Ein Glas Wasser des Vergessens

Giacobbo und Müller haben im neuen Sendegefäss durchaus eine verantwortungsvolle therapeutische Funktion; als geistige Kläranlagen sind die bekennenden Medienjunkies um ihre eigene, aber auch um unsere geistige Hygiene besorgt, sie sichten und entsorgen den alltäglichen medialen Wahnsinn, auf dass wir fortan jeden Montag wieder mit klarem Blick die Arbeitswoche in Angriff nehmen und uns von der an psychische Folter grenzenden Gratiszeitungsflut nicht einfach so willenlos wegspülen lassen.
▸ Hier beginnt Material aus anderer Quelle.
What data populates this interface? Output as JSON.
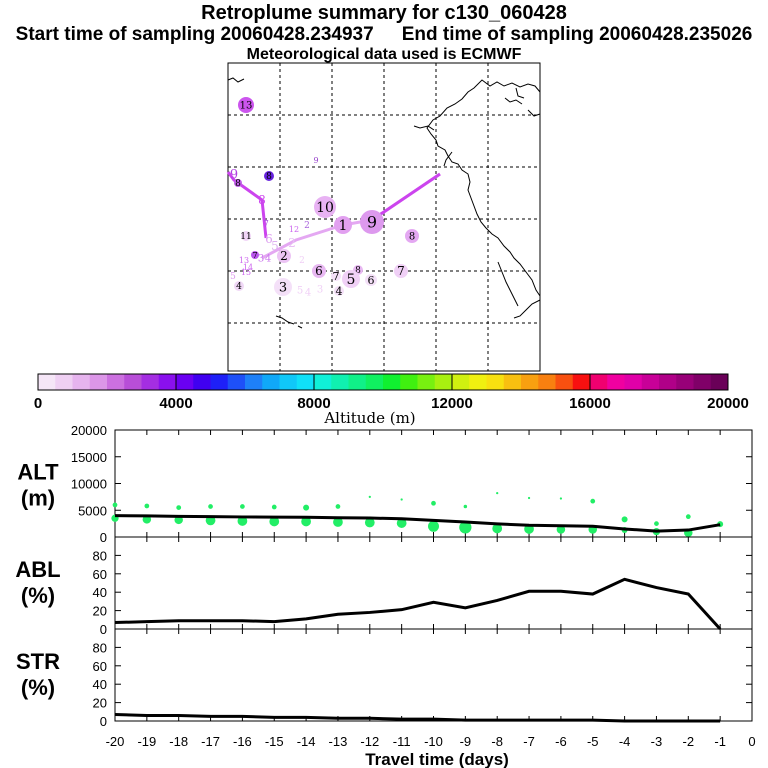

Um noch etwas bei der Wassermetaphorik zu verweilen: Giacobbo und Müller reichen uns aus dem mythologischen Fluss Lethe – diesem Fluss des Vergessens – ein Glas Wasser, das unseren Durst nach etwas mehr Durchblick und Unterhaltung löscht und nebenbei die Erinnerungen an die schlimmsten medialen Lärmemissionen elegant auslöscht.

In der Premierensendung wird SVP-Scharfmacher Christoph Mörgeli auftreten – ob als Figur oder in Fleisch und Blut wird vielsagend offen gelassen. Allerdings spielt das keine entscheidende Rolle, denn: Herr Mörgeli wird zum Auftakt von «Late Service Public» so oder so eine königliche Lachnummer abgeben.